Die andere Seite hören

Bezugnehmend aufs ABBA-Abi­turmotto „The winner takes it all“ zitierte er ein paar Zeilen aus dem Lied. „Das Stück handelt von einer Frau, die ihren Mann an eine andere Frau verloren hat. Was soll uns das im Zusammenhang mit Ihrem Abitur sagen?“, sorgte die Bemerkung für Gelächter im Saal. Wie immer „quälte“ er auch diesen Jahrgang mit einem lateinischen Zitat, diesmal „Audiatur et altera pars“, der sinngemäß „Man höre auch die andere Seite“ bedeutet.

„Wie oft erlebt man es bei Facebook, dass jemand eine Meinung äußert über einen anderen, ohne dass die Frage gestellt wird, wie sich der Sachverhalt denn aus Sicht des anderen darstellt“, schlug Pichler den Bogen ins Heute. Das gelte auch für unkommentierte Hasskommentare im Netz. Da müsse man sich fragen, „was das Schweigen, möglicherweise sogar der Mehrheit, letztlich mit der Gesellschaft macht.“ Man könne „nicht nicht kommunizieren“, zitierte er den österreichischen Kommunikationswissenschaftler Paul Watzlawick. 

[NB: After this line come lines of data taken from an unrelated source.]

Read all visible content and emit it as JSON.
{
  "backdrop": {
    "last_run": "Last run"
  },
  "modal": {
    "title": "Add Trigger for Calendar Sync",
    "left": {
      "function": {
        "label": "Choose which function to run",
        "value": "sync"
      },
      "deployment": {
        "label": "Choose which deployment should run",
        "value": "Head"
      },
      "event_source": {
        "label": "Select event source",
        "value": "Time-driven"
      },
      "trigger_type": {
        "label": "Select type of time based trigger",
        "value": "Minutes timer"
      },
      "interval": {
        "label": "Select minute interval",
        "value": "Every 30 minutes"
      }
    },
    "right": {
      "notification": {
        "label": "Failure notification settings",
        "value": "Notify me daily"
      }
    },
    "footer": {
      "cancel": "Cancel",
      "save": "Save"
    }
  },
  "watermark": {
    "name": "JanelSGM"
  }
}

Auch bei der „Fridays for future“-Bewegung reiche es nicht, nur kluge Ratschläge geben zu wollen oder mit der Debatte um Schulpflicht „Nebelkerzen“ zu werfen, sondern sich der Sachfrage „Klimaschutz“ zuzuwenden. Um dort eine kluge Lösung für alle hinzukriegen, bedürfe es des Austauschs von Argumenten. „Und da sind wir wieder bei „Audiatur et altera pars.“

Pichler rief die jungen Abiturienten dazu auf, ihre erworbene „Lizenz zum Denken“ immer wieder anzuwenden. „Bleiben Sie kritisch und lassen Sie sich nicht von einfachen Lösungen abspeisen.“ Er wünschte für die anstehende Abifeier, dass „niemand aufgrund des übermäßigen Genusses geistiger Getränke ein Waterloo erlebt“, man die „eine oder andere Dancing Queen“ auf der Tanzfläche findet und später beim gedanklichen „Thank you for the music“ die Erkenntnis wächst: „Money, Money, Money ist eben nicht alles im Leben.“

Keine Kinder mehr

Die Schüler waren stolz auf ihre Zeugnisse. Foto: AF

Für die Elternvertretung drückte Andrea Foitzik das Gefühl aus, das sicher viele an diesem Tag bewegte: „Kinder, was seid Ihr groß geworden. Kinder, wie ist die Zeit vergangen.“ Quasi gestern seien die Kinder noch „mit dem Bobbycar um die Ecke geflitzt. Jetzt zucke ich immer wieder zusammen, wenn mir einer von Euch am Steuer eines Autos entgegen- kommt.“

Die vergangenen zwölf Jahre „haben Euch geprägt und zu den Persönlichkeiten gemacht, die Ihr heute seid“, mit all den gemachten Fehlern, der Zeit, den Nerven und der Energie, die sie investiert hätten. Foitzik sprach von gewonnener „Lebenserfahrung und Reife“ sowie dem Schnuppern an der Erwachsenenwelt – mit der Lösung von Konflikten und wie Gemeinschaft gefördert wird.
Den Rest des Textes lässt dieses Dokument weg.